1er octobre 2013, Ménard Didier

médecin généraliste

« Les maisons de santé (...) sont porteuses de transformations. Elles interrogent de fait la politique de santé du pays, tant au niveau de l’évolution du système de soins, que des transformations des exercices professionnels, que de la santé publique. Et de ce point de vue, elles vont fortement modifier, voire déranger l’existant. Mais dans quel sens ? » Telle est la question posée par Didier Ménard dans son article paru dans Pratique « Les maisons de santé : une chance pour la réforme du système de santé ? » Quelques morceaux choisis en guise d’éléments de réponse.

Les maisons de santé réinterrogent les pratiques professionnelles. « C’est une chance pour celles-ci de se transformer dans le cadre des maisons de santé. Il est acquis aujourd’hui, mais bien tardivement, que la question des maladies et de leurs traitements ne concerne pas uniquement le médecin. » C’est particulièrement vrai dans le cas des maladies chroniques, souligne l’auteur : « Il ne s’agit plus seulement de prescrire des traitements pour atteindre des objectifs, il faut élaborer de véritables stratégies de projets thérapeutiques partagés pour être efficace. » Des stratégies au sein desquelles les personnes malades doivent être impliquées en tant qu’acteurs de leur propre santé ; des stratégies caractérisées par un exercice collectif de la médecine et un travail main dans la main avec d’autres acteurs de la santé : professionnels du social, de la santé publique, de la santé communautaire entre autres.

Plus encore, les maisons de santé pourraient avoir un rôle de coordination des différentes structures qui interviennent à l’échelon d’un territoire, tout en impliquant la population dans l’organisation de cette offre de santé.

Les maisons de santé, un outil pour agir sur les déterminants de santé. « La maison de santé doit agir pour diminuer les inégalités de santé, et pas seulement par l’accès aux soins, souligne Didier Ménard. Elle doit rechercher à comprendre quels sont, sur son territoire, les éléments qui participent à l’augmentation ou à la diminution du différentiel de morbidité et mortalité qui concernant les habitants du quartier comme par exemple l’accès à la prévention. » Tout cela par le biais de la pratique du tiers-payant intégral, par des actions d’éducation à la santé menées en milieux scolaire, professionnel..., mais aussi par une approche populationnelle de la santé : le suivi des femmes enceintes, des adolescents, des enfants, des personnes âgées...

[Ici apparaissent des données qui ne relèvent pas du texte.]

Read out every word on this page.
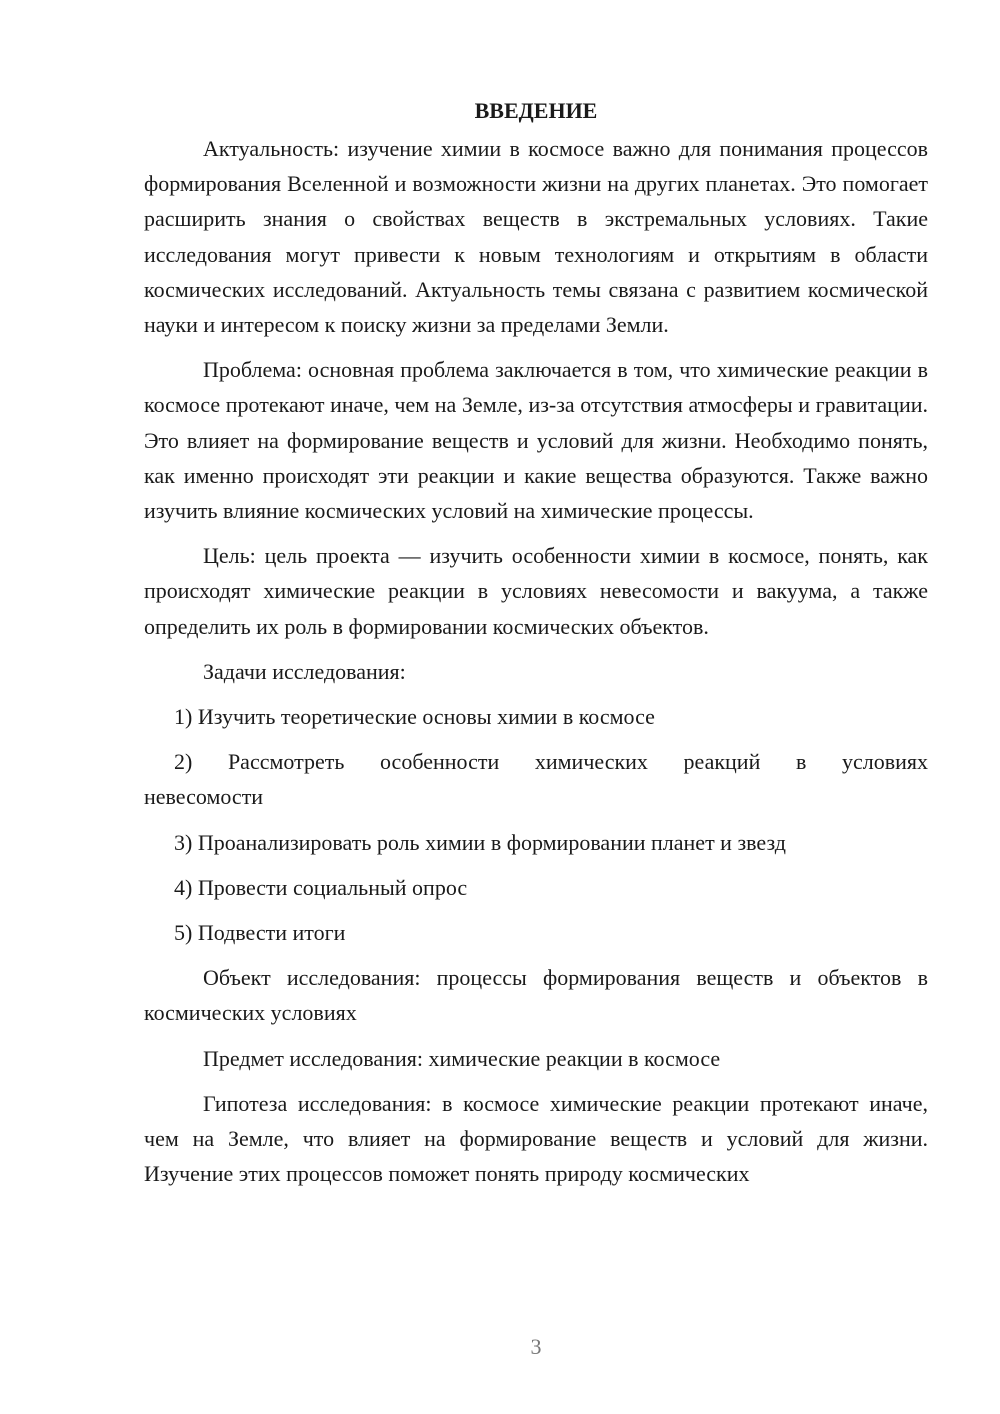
ВВЕДЕНИЕ

Актуальность: изучение химии в космосе важно для понимания процессов формирования Вселенной и возможности жизни на других планетах. Это помогает расширить знания о свойствах веществ в экстремальных условиях. Такие исследования могут привести к новым технологиям и открытиям в области космических исследований. Актуальность темы связана с развитием космической науки и интересом к поиску жизни за пределами Земли.

Проблема: основная проблема заключается в том, что химические реакции в космосе протекают иначе, чем на Земле, из-за отсутствия атмосферы и гравитации. Это влияет на формирование веществ и условий для жизни. Необходимо понять, как именно происходят эти реакции и какие вещества образуются. Также важно изучить влияние космических условий на химические процессы.

Цель: цель проекта — изучить особенности химии в космосе, понять, как происходят химические реакции в условиях невесомости и вакуума, а также определить их роль в формировании космических объектов.

Задачи исследования:

1) Изучить теоретические основы химии в космосе

2) Рассмотреть особенности химических реакций в условиях невесомости

3) Проанализировать роль химии в формировании планет и звезд

4) Провести социальный опрос

5) Подвести итоги

Объект исследования: процессы формирования веществ и объектов в космических условиях

Предмет исследования: химические реакции в космосе

Гипотеза исследования: в космосе химические реакции протекают иначе, чем на Земле, что влияет на формирование веществ и условий для жизни. Изучение этих процессов поможет понять природу космических

3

Les maisons de santé sont perçues comme un outil pour répondre à la crise du système de santé, caractérisée par l’apparition de déserts médicaux d’un côté, par un déficit de la sécurité sociale et un acharnement à vouloir diminuer le coût des soins de l’autre. « Cela semble être une réponse adaptée qui séduit à la fois les élus en quête d’offre médicale pour leurs populations et des soignants qui recherchent l’exercice collectif. » Toute la question, pour Didier Ménard, est celle de la pérennisation de ces structures : « Nous pensons que ce qui inscrit les maisons de santé dans la durée, c’est leur capacité à résoudre les problèmes de santé de la population, ce qui implique leur évolution vers de véritables lieux de santé et pas uniquement de soins. » Avec, notamment, le développement de la prévention et de l’éducation thérapeutique. L’autre aspect étant celui d’une gestion plus économique de l’offre de soins.

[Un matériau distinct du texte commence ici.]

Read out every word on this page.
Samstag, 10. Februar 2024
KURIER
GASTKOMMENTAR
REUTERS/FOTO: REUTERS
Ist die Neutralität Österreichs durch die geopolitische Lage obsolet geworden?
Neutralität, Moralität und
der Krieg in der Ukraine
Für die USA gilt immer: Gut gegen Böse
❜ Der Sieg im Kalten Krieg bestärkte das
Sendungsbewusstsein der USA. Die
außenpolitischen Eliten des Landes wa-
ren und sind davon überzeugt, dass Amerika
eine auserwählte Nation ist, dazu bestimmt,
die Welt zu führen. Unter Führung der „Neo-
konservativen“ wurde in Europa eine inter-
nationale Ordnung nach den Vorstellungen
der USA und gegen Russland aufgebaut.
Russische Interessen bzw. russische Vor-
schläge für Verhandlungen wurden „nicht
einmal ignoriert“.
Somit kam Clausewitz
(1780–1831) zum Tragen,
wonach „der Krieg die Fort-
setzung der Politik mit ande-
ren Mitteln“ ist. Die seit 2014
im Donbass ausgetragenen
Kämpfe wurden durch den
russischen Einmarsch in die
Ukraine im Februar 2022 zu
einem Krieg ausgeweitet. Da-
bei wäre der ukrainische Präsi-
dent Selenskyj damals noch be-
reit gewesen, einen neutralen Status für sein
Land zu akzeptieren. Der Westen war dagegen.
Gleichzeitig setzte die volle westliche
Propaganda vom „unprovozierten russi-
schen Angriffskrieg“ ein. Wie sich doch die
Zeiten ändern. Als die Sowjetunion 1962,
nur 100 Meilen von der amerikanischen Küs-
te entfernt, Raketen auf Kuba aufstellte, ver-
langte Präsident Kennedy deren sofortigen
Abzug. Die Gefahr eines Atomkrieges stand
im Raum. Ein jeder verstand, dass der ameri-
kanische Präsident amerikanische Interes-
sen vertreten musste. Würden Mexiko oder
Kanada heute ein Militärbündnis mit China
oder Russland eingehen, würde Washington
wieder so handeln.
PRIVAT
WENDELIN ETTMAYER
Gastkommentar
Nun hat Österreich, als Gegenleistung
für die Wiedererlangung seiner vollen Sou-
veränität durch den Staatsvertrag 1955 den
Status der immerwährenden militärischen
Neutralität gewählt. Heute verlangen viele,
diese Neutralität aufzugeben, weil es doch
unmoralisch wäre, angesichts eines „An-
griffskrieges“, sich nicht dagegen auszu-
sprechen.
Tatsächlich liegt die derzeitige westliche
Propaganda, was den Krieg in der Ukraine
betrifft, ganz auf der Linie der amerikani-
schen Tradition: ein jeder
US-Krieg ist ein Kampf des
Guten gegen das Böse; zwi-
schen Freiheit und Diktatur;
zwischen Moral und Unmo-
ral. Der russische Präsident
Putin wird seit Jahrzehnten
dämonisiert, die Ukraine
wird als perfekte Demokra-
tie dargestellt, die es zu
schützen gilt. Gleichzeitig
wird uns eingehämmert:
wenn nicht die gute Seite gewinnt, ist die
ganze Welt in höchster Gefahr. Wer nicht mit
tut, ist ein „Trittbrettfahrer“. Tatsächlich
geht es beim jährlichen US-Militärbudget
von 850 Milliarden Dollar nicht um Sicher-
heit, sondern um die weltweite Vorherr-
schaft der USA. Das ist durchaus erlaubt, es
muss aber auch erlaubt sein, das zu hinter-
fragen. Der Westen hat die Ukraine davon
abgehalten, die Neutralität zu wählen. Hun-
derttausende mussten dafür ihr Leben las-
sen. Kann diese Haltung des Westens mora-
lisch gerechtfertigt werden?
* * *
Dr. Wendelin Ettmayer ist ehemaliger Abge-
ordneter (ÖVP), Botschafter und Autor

« Là où réside le problème, souligne alors l’auteur, est la vision de la maison de santé comme outil de rationalisation des pratiques professionnelles, même et surtout quand on masque cette rationalisation sous couvert de qualité des soins. » Didier Ménard met ainsi en évidence la finalité du projet de « contrats amélioration des pratiques individuelles (CAPI) » de la Caisse nationale d’assurance maladie qui, dans le but d’améliorer la pratique des médecins, mènerait à la contractualisation avec ceux-ci afin qu’ils rationalisent leurs soins en échange d’une rémunération. « La question de la liberté de conduire les soins par le médecin est posée. (...) Dans ce contexte (...), il est facile de franchir le pas et de se demander si la tentation ne sera pas, pour le financeur, qu’il soit public ou privé, de considérer qu’il doit investir dans les maisons de santé pour mettre en place un exercice de la médecine normalisé dans un cadre définit par une rationalisation économique de l’offre de la santé (...). »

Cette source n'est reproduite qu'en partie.